Does not completely encapsulate the research presented. It should flow as follows: quick introduction; problem; brief info on status quo; the problem that is being solved by this research; brief info about results. Kindly rephrase it to reflect the same. 

Introduction:

Very scattered along many different ideas. 

Need to stay focussed, briefly introduce the topic and move towards relevant literature, define the literature gaps specifically, preferably numbered in bullet points, then move towards the proposed solution, and finally, clear and concise objectives/aims of the research should be stated (again in bullet points), the final paragraph should give a brief outline of the rest of the sections including results. 

Also, the literature summary, gaps, and objectives need to be clearly separated, which does not seem to be the case here. if this is a continuation of a research article or commercial research (as it seems here), please specify it objectively and give proper references. 

Section 2 and 3

The problem persists here as well. Materials and methods and the development of equations include a lot of referred equations from the literature and hardly any new equations or empirical relations are developed (or there are but are not evident). Please differentiate between the literature and this section clearly. Materials and methods also include a lot of result plots and charts, which should be moved to results section. 

Results: 

Explicitly explain results, compare with literature (section 1), discuss, outline novel findings, limitations

Conclusions:

Give overall picture of the research status quo, presented solution, brief results, limitations leading to future work

Author Response

Reply to Reviewer 1 comments:

1. The title is modified to provide better specification of the paper content.
2. The abstract is updated according to the proposed structure.
3. The introduction is modified highlighting points proposed by the Reviewer.
   The literature gaps are presented via bullet points (lines 93-117).
   Definition of the paper objectives is added to the introduction (lines 142-155), while a brief description of the results already concluded the introduction (lines 156-166).
4. Constitutive equations development section indeed includes a lot of referred equations used for the mathematical model development. The referred equations are not new; however, it is essential to provide all the formulas allowing to define all the engineering properties of the composite, otherwise the study could not be reproduced and verified by other researchers. For example, formulas (21) and (24) are well-known Halpin-Tsai equations, which contain model parameters (those parameters are now highlighted, lines 393-395 and 397-399) needed to be fit to the experimental data for a specific material (in our case PA12-CF). Without the representation of these formulas including all the model constants and parameters it would be not possible to develop the material model. Additionally, referred equations combination and implementation to the model are novel, allowing to precisely describe the mechanical properties dependency on the fiber volume ratio for PA12-CF composite used in the presented study.
   Developed by the authors empirical relations are now marked in the main text (lines 266-267, 332-334, 370-372, 386-388).
   Section 2 Materials and Methods title was changed to Materials, Methods and Characterization to provide better description of the section content. Results of this section (like Elastic modulus dependency on temperature, porosity evaluation and Bulk modulus evaluation) are used for the model development in section 3 Development of Constitutive Equations, while section 4 Model Application and Validation presents the simulation results. Therefore, results of the material characterization are presented in section 2 and not in section 4.
5. Results are explained in more detail including the discussion of the findings and the limitations of the proposed approach and the comparison with literature (lines 479-482, 495-498, 500-511, 520-523, 553, 576-578, 593-602).
6. Conclusion is updated according to the structure proposed by the Reviewer.

Reviewer 2 Report

This manuscript reports a consolidation process study of additive manufactured continuous fiber composite parts by experiment, theory and simulation. The proposed simulation workflow has a good practical value in the field of composite additive manufacturing, especially for decreasing the number of expensive prototyping iterations. Questions and comments to address are the following:

- The most significant advantage of 3D-printing technology is to manufacturing structures with complex geometry. Therefore, a relative complex sample should be added in the manuscript to prove the versatility and feasibility of the proposed simulation method.
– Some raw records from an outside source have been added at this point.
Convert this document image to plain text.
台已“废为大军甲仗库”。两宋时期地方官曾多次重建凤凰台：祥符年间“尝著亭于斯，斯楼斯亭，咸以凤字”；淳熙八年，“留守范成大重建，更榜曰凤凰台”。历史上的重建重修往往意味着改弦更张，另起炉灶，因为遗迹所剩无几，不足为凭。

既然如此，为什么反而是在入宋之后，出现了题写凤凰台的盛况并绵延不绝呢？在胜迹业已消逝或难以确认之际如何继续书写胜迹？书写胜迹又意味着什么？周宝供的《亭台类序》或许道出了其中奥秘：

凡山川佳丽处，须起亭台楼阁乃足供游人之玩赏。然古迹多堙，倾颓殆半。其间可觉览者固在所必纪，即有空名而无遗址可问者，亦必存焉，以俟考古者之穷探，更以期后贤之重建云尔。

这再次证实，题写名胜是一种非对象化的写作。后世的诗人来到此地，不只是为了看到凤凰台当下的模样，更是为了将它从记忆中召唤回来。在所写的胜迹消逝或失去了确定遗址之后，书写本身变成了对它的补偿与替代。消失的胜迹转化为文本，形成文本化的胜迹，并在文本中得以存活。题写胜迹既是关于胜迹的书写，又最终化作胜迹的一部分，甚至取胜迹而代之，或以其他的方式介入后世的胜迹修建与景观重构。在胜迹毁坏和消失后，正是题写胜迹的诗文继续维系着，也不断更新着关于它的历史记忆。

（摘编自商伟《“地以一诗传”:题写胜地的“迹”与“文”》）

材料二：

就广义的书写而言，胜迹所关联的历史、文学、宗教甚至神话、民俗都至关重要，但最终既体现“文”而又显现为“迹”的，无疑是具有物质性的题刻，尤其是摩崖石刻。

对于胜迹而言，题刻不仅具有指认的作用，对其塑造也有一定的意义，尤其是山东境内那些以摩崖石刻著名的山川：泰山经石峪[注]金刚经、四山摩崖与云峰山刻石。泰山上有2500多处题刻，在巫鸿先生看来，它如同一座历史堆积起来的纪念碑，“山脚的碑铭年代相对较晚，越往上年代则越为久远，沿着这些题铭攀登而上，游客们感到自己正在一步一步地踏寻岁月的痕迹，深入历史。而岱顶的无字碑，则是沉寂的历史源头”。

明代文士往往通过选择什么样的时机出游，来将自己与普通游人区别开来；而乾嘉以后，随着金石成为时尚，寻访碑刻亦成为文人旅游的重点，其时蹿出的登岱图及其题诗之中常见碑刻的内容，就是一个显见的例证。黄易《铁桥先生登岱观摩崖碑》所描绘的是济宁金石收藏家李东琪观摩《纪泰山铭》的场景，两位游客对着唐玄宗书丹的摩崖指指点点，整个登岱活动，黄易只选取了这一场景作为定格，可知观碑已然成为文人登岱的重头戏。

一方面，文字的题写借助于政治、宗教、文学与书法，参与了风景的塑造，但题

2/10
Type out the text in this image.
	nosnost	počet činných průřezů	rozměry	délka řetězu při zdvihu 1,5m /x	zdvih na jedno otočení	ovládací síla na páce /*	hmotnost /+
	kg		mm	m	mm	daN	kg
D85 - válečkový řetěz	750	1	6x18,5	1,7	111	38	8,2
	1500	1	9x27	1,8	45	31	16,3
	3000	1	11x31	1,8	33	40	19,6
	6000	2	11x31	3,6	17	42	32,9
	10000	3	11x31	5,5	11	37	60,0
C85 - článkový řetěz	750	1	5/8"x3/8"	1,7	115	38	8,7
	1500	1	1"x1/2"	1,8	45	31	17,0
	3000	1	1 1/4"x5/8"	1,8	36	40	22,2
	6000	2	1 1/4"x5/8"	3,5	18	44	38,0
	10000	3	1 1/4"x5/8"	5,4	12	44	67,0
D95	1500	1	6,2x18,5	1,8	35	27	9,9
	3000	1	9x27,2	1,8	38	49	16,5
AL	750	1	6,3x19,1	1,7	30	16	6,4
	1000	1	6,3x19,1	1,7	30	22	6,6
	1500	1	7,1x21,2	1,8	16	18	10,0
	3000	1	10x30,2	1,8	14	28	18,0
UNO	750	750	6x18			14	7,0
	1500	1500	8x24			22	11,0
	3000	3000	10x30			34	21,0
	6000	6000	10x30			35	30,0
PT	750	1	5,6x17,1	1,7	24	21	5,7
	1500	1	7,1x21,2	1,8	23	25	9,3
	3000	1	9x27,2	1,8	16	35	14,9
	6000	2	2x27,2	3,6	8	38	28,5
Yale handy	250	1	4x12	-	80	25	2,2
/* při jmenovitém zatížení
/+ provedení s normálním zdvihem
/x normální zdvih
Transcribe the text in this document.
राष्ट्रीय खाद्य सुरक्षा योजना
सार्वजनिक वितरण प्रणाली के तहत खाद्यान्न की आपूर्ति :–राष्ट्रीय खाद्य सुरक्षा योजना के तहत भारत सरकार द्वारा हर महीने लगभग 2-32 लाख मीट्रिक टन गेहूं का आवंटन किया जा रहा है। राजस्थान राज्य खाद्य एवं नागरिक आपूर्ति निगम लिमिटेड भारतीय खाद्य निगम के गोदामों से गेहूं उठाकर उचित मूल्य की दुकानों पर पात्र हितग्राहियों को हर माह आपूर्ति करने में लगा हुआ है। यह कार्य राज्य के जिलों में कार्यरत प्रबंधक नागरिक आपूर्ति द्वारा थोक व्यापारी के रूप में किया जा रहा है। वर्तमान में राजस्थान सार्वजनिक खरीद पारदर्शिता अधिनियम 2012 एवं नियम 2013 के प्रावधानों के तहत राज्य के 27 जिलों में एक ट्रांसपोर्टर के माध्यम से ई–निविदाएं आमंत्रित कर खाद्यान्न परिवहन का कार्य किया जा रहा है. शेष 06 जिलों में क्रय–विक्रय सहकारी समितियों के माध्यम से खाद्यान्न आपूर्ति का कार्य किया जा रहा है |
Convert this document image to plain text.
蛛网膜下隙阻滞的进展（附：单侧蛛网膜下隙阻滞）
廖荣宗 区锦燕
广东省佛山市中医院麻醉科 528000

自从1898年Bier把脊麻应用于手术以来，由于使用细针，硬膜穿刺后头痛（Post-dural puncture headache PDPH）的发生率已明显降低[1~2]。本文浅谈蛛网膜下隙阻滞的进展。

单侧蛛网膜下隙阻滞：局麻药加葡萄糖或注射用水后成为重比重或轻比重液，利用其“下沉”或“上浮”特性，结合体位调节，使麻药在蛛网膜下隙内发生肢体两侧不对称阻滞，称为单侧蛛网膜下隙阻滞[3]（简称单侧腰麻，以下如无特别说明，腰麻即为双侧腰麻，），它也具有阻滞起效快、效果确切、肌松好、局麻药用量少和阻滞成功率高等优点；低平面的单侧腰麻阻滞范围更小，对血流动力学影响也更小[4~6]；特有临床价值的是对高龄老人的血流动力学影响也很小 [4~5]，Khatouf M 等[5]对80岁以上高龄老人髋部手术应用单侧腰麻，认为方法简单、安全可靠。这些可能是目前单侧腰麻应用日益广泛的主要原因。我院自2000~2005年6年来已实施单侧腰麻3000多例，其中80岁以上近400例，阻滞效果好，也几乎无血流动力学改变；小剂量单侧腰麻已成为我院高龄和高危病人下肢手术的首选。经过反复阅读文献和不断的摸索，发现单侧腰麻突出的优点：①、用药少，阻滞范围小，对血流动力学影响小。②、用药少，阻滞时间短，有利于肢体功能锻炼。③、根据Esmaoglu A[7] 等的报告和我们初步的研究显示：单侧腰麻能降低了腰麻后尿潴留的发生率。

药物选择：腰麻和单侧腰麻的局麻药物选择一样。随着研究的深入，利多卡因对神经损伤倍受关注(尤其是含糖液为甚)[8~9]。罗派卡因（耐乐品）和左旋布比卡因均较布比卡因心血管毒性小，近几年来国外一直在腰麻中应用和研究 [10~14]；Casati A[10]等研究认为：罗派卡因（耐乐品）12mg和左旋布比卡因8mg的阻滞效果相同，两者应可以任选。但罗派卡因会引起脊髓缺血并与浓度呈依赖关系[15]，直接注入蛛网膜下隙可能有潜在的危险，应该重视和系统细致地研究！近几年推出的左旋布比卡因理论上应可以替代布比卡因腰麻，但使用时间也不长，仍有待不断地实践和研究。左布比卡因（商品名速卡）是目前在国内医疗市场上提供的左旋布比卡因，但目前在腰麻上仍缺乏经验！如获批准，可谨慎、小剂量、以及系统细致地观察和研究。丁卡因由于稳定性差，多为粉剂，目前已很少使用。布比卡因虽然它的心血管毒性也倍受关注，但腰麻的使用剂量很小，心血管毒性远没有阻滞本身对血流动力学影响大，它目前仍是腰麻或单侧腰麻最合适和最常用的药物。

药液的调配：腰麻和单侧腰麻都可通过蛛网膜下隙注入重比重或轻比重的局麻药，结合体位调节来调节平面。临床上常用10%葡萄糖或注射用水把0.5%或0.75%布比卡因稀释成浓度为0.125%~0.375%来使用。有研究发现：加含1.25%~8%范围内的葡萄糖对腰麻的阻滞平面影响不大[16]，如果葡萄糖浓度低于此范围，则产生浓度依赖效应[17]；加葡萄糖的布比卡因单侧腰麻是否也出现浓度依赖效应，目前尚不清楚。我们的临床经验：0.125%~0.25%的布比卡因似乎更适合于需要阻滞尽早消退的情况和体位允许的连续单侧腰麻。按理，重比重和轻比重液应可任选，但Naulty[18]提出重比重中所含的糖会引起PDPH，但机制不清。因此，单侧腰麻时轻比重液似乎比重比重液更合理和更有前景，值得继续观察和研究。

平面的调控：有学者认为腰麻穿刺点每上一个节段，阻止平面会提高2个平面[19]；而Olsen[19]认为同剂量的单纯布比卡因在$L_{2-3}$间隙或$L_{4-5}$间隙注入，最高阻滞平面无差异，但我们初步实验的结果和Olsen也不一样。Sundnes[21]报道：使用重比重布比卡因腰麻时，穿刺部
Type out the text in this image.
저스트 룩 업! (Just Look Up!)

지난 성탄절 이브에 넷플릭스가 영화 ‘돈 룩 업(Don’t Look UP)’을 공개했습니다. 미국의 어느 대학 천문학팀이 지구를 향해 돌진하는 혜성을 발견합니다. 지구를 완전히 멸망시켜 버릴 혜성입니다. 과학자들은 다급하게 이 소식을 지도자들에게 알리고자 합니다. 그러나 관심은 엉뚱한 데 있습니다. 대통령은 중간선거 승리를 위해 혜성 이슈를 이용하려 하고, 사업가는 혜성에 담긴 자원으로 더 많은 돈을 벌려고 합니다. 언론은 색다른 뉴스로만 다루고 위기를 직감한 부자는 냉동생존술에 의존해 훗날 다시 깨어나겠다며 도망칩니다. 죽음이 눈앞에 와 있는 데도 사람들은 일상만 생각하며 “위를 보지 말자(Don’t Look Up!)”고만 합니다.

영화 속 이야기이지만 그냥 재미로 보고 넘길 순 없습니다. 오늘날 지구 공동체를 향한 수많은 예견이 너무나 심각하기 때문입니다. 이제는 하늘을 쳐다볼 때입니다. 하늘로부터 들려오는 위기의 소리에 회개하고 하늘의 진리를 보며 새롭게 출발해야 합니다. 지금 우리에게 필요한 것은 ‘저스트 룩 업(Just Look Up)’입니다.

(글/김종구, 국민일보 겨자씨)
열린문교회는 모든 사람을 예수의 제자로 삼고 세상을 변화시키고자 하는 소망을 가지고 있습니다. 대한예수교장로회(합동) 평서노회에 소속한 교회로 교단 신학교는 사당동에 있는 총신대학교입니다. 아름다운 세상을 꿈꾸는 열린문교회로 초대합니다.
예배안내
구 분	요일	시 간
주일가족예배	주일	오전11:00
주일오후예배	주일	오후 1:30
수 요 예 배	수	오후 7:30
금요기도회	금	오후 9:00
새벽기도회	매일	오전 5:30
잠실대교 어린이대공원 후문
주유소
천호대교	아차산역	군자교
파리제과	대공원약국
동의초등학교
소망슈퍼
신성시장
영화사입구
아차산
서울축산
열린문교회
- In the simulation part, it is weird that only some sample results are illustrated in Figs. 15, 17, 18, 19, 21, 22. In addition, mechanical characterizations of samples are too rough.

- What types of strain are used in Figs. 21 and 22? What is the strain definition?

- The authors should check the tables 1 and 5 carefully. Some symbols and formats are not uniform.

- The parameter φ in Eq. (10) is not defined.

Author Response

Reply to Reviewer 2 comments:

1. The goal of the presented study is to describe the developed porosity approach, demonstrate its application to the set of simple cases, tune and validate the proposed model. Considered “blockply” samples have simple shape, which allows better understanding of the main issues of the proposed approach as well as the mathematical model check and validation by other researchers.
   However, we totally agree with the Reviewer`s comment, that the developed approach feasibility must be shown on the composite part with complex shape. The solution for the complex geometry was presented on ECCM20 (conference proceedings will be available in Autumn 2022), where the complex composite part (a bracket to assemble the helicopter door) from the submitted manuscript`s Figure 1 is considered.
   In the Conclusion section it is mentioned (lines 690-693) that consolidation of the part with complex geometry will be considered and described in detail in the future work.
2. We want to avoid a mess in the plots providing less data for the better readability. Therefore, generally the two most differently consolidated samples A and B were discussed in detail since the solution for other samples is almost identical to one of the samples A or B due to the similarity of the consolidation setup. If solutions are significantly different for all the samples – they all are presented on the plot. Solution for all the samples is shown for the compaction (Table 6), porosity (Figure 14), squeeze pressure (Figure 17, except samples B where no fully molten state was reached and sample E where no composite material is considered) and fiber volume ratio (Figure 18, except sample E where no composite material is considered).
   Figure 15: All the samples except B show the same behavior as sample A since the pressure and temperature applied in the experiment are the same or do not influence much the hydrostatic pressure.
   Figure 17: Samples A, C and D are presented. There is no squeeze flow for sample B (since no full melting occurred) and sample E (since the material there is pure matrix PA12).
   Figure 18: All the samples except E are presented on the plot, sample E is pure PA12 and therefore the fiber volume ratio is always 0.
   Figure 19: All the samples except B has zero final porosity and, therefore, their Elastic moduli evolution during the process are almost identical to the sample A.
   Figure 21: Compaction rate and strain are indeed a bit different for all the samples. However, the trend is always the same. Therefore, only final values of compaction are shown in the Table 6, while the time series are not shown on the plot for better readiness.
   Figure 22: Same as Figure 21, only samples A and B are shown since other samples are fully molten during the consolidation and, therefore, demonstrate the similar to sample A stress time series.
   Corresponding comments explaining missing results are added to the main text.
   Presented mechanical characteristics of samples include all the engineering properties required for the definition of the Jacobian. All mentioned properties are listed on the Table 1 and based on the extensive characterization. Values of other material properties or characterization details can be provided based on request.
3. Presented strain is the engineering strain, in Ansys it is calculated via Hooke`s law. The presented values correspond to the normal strain in thickness direction. This information is added to the manuscript text (lines 576-578).
4. Format and symbols in Tables 1 and 5 are fixed to be uniform in the manuscript.
5. The parameter φ in Eq. (10) is now defined (line 350).

 

Round 2

Reviewer 1 Report

Thanks for doing the revisions. 

Reviewer 2 Report

The authors have addressed all my comments. The manuscript is now ready for publication.